Кровь хлынет и на вас, друзья и братья наши! —
Славянский мир, сомкнись тесней…
Единство, – возвестил оракул наших дней, —
Быть может спаяно железом лишь и кровью, —
Но мы попробуем спаять его любовью, —
А там увидим, что прочней…
Как отметил В. Попов, в книге «В мире Достоевского» Ю. Селезнев «оспорил-дополнил» теорию М. Бахтина о полифонизме произведений русского писателя и вместо ключевого для М. Бахтина понятия полифонизм (многоголосие)… предложил «иное русское имя: соборность», а также «глубоко обосновал их различия». Ю. Селезнев так определяет явление соборности в произведениях Достоевского: «Соборность, признавая равноправие каждого из входящих в нее голосов, тем не менее осуществляет себя не просто как многоголосие, но именно как единое слово, единая точка зрения, вмещающая в себя все составляющие внутри нее голоса». Соборность, по мнению критика, именно та «авторитетная… живущая в нем, но… независимая от его личного самосознания» точка зрения, которую нашел Достоевский. Это «идея народа как целокупной или – скорее – соборной личности с его соборным же словом», которая сливалась в сознании писателя с идеей «идеального человека во плоти» в единое понятие.

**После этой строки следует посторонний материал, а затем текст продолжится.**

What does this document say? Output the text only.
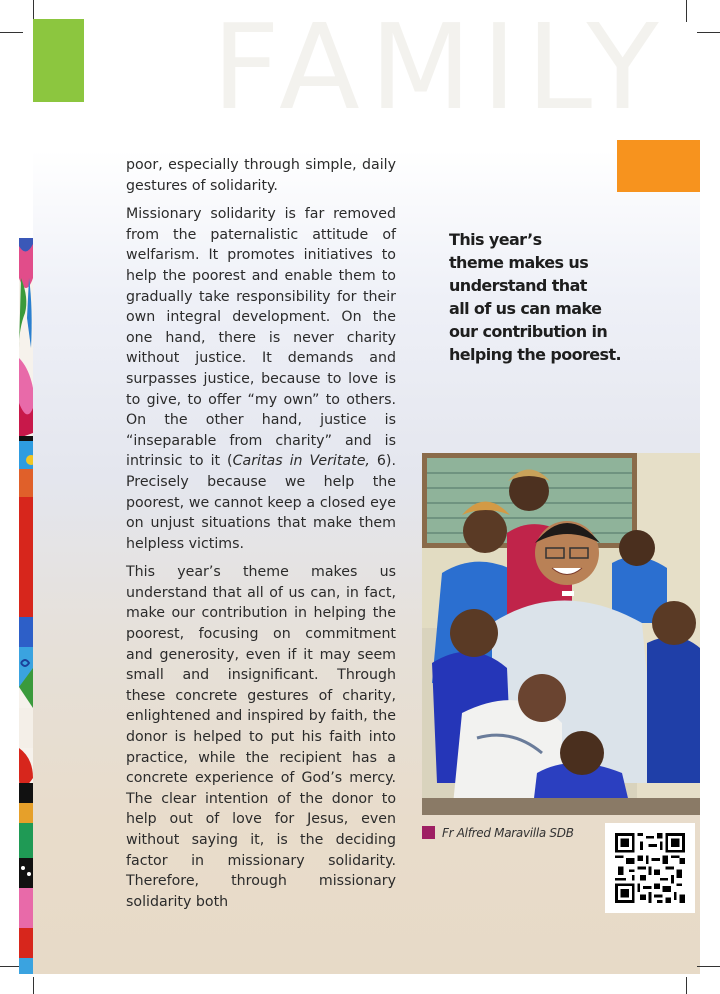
FAMILY

poor, especially through simple, daily gestures of solidarity.

Missionary solidarity is far removed from the paternalistic attitude of welfarism. It promotes initiatives to help the poorest and enable them to gradually take responsibility for their own integral development. On the one hand, there is never charity without justice. It demands and surpasses justice, because to love is to give, to offer “my own” to others. On the other hand, justice is “inseparable from charity” and is intrinsic to it (Caritas in Veritate, 6). Precisely because we help the poorest, we cannot keep a closed eye on unjust situations that make them helpless victims.

This year’s theme makes us understand that all of us can, in fact, make our contribution in helping the poorest, focusing on commitment and generosity, even if it may seem small and insignificant. Through these concrete gestures of charity, enlightened and inspired by faith, the donor is helped to put his faith into practice, while the recipient has a concrete experience of God’s mercy. The clear intention of the donor to help out of love for Jesus, even without saying it, is the deciding factor in missionary solidarity. Therefore, through missionary solidarity both

This year’s
theme makes us
understand that
all of us can make
our contribution in
helping the poorest.
Fr Alfred Maravilla SDB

Но соборность в произведениях Достоевского не рождается сама по себе. Для ее появления нужен особый подход к изображению человека в его взаимоотношениях с другими людьми, предполагающий равноправие, равный диалог сторон, «ибо диалог действительно возможен лишь тогда, когда полноправно говорят обе стороны». Ю. Селезнев за бахтинским понятием «диалогизм», подразумевающим «самостоятельность, внутреннюю сободу… героя», при которой «герой для автора… есть чужое полноправное «я» (Бахтин М. Проблемы поэтики Достоевского. – М., 1972. С. 107), прозревает нечто большее. Опираясь на «Слово о законе и Благодати» митрополита Илариона, он выявляет, что отношение автора и героя у Достоевского предполагает сознание, которое Иларион определяет словом «благодать». По мнению Ю. Селезнева, в основе благодати как типа взаимоотношений лежит «не рабское подчинение кому бы то ни было, по закону, но признание любого авторитета лишь свободным выбором сердца».